At the time I blamed myself for walking in the shortcut and carrying so many things that late at night. The policeman dealing with my case explained it wasn’t my fault and I should be able to walk where and when I wanted. It was the muggers’ faults not mine. It took me a long time to come to this conclusion myself.
Both of these incidents, although traumatic, could have been much worse. And even writing this now, it has brought back the memories of them very strongly. So is it any wonder that when somebody is subject to much more serious trauma, and over a longer period of time than the two incidents I’ve just described, that when they are faced with the person who did it to them, they react so strongly?

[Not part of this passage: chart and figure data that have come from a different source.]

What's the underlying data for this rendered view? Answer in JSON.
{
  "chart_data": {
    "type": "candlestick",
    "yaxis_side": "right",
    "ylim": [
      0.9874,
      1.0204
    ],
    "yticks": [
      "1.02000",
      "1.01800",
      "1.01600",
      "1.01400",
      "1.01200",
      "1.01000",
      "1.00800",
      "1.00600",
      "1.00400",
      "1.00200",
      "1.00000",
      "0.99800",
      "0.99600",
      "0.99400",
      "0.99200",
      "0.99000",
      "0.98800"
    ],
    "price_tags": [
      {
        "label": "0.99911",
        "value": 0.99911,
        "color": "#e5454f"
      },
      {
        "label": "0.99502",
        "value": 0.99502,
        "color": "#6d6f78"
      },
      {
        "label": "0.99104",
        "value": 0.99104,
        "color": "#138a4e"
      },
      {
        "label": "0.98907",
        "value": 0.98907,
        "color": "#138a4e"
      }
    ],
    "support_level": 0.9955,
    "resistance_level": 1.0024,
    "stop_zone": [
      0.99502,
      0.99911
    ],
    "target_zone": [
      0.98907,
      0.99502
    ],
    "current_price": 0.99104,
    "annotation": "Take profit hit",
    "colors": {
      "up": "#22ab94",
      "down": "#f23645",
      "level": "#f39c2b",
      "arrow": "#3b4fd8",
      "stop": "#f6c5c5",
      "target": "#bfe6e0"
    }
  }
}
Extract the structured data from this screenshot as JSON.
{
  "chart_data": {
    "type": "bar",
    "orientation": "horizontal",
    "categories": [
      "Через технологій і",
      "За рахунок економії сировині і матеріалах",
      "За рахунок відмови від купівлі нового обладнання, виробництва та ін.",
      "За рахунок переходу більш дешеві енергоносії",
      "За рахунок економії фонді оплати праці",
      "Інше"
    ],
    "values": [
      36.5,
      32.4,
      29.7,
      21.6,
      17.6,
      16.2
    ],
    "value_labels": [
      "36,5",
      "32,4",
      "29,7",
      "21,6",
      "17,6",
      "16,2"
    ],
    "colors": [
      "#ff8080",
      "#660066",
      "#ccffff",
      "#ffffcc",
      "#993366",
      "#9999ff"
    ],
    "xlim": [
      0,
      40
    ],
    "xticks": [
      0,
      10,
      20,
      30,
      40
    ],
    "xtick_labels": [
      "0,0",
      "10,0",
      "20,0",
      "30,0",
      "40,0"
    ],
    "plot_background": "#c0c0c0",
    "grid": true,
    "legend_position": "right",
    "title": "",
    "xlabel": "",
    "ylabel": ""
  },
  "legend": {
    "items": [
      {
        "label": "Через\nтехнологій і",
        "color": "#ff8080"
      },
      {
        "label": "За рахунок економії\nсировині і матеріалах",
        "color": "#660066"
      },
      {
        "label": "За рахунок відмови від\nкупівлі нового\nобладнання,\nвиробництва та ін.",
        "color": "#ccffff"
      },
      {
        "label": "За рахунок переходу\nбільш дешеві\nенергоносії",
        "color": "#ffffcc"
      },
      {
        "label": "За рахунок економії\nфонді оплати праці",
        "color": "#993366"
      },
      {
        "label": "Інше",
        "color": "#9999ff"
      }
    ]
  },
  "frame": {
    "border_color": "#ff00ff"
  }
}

And also is it any wonder that somebody may want to discuss these traumas with a view to healing themselves?
Our pasts affect who we are now. And although it’s good to keep calm and carry on, it’s also sometimes healthy and right to heal old wounds we’ve been carrying for a long time.
As an author I’m interested in backstory, emotional wounds, past traumas, previous incidents and how they shape characters. Because just like people in real life, characters are much more than what we see of them today.